O MPSP destacou que a mulher deixou o local do acidente sem prestar apoio às vítimas, sendo auxiliada por seguranças particulares que a conduziram para outro automóvel. Um dos funcionários da influenciadora alegou que ela teria desmaiado no local e, por isso, a socorreu.

Embora a Polícia Civil tenha apresentado o relatório final da investigação, a promotoria manifestou nos autos, nessa terça-feira (22/1), pela necessidade de mais diligências, entre elas, um laudo pericial e a oitiva (depoimento) de Bia.

Gato Preto também não foi ouvido, mas foi indiciado

Na última segunda-feira (19/1), a Polícia Civil indiciou Gato Preto por quatro crimes previstos no Código de Trânsito Brasileiro (CTB): lesão corporal culposa, embriaguez ao volante, fuga do local do acidente e alteração do local ou objetos da cena.

Assim como Bia, ele também não foi formalmente ouvido até o momento. O influenciador foi detido em flagrante após o acidente, mas permaneceu em silêncio na delegacia.

Após ser liberado, no decorrer da investigação, Gato Preto foi intimado diversas vezes para ser interrogado, mas o depoimento nunca ocorreu por conta das sucessivas desistências dos advogados que representavam o influenciador.

Por isso, ele foi indiciado de forma indireta. Mesmo sem ser ouvido, a autoridade policial considerou ter indícios suficientes para indiciar Gato Preto.
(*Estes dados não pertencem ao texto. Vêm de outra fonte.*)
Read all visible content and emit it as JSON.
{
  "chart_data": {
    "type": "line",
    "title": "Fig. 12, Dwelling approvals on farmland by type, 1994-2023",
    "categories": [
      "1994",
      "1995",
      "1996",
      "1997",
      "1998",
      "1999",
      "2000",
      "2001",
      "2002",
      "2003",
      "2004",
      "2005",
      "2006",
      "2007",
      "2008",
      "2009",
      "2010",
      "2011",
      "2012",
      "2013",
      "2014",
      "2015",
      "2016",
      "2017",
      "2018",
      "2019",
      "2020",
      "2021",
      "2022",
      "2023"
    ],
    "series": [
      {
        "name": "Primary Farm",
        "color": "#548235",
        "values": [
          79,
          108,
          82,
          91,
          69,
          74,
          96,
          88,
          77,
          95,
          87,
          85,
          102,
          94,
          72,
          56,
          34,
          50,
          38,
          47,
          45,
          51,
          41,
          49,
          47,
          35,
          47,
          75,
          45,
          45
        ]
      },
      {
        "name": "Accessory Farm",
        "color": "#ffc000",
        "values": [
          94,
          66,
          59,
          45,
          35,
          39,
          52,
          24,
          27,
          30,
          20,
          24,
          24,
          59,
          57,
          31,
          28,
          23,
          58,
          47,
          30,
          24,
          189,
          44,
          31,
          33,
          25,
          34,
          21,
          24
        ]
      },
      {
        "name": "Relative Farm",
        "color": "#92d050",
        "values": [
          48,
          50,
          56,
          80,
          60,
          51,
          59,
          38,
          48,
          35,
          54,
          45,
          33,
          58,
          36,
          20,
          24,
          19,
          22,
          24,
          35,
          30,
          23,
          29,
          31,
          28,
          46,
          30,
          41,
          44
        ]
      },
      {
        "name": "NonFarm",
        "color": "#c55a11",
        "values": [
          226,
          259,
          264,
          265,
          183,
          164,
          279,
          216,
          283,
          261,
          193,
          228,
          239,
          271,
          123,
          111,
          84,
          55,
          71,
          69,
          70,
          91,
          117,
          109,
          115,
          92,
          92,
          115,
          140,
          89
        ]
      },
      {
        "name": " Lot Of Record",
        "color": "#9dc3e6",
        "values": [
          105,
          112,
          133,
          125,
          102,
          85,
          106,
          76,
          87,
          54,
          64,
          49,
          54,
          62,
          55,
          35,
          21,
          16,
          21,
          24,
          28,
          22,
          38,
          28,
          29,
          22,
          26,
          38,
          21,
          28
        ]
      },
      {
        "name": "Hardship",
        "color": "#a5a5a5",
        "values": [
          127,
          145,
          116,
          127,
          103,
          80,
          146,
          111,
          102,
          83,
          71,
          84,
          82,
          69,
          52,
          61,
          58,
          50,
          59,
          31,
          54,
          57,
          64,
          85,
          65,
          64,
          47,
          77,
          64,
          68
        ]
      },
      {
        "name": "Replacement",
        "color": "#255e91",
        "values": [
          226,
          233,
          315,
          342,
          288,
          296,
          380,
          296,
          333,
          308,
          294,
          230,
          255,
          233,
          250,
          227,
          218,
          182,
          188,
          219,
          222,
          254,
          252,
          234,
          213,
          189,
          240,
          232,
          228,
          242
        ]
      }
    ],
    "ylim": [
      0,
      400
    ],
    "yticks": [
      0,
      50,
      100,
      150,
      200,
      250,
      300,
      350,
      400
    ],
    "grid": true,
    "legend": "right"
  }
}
A investigação contou com imagens do sistema de monitoramento Smart Sampa, o depoimento de vítimas e o laudo toxicológico — que confirmou a presença de álcool, MDA (droga sintética) e THC (composto presente na maconha) no organismo do investigado.

MPSP fala em tentativa homicídio com dolo eventual

Enquanto a Polícia Civil acusa Gato Preto de ter cometido crimes culposos (não intencionais) do código de trânsito, o MPSP entende que a conduta do influenciador configura homicídio tentado com dolo eventual.

A promotoria argumenta que, ao dirigir em alta velocidade, sob influência de álcool e drogas e desrespeitar o sinal vermelho, o investigado assumiu o risco de potencialmente matar alguém.

Devido a essa tese de crime doloso contra a vida, o MPSP pediu que o processo seja redistribuído a uma das Varas do Júri, o que foi determinado pela Justiça.

A promotoria ainda não apresentou uma denúncia formal. Caso Gato Preto seja acusado por homicídio tentado com dolo eventual, ele será julgado pelo Tribunal do Júri.

A pena neste caso é a do homicídio consumado simples, de seis a 20 anos de prisão, ou qualificado, de 12 a 30 anos, com redução de um a dois terços do período em reclusão.

O Metrópoles não localizou as defesas de Bia Miranda e Gato Preto. O espaço segue aberto para manifestação.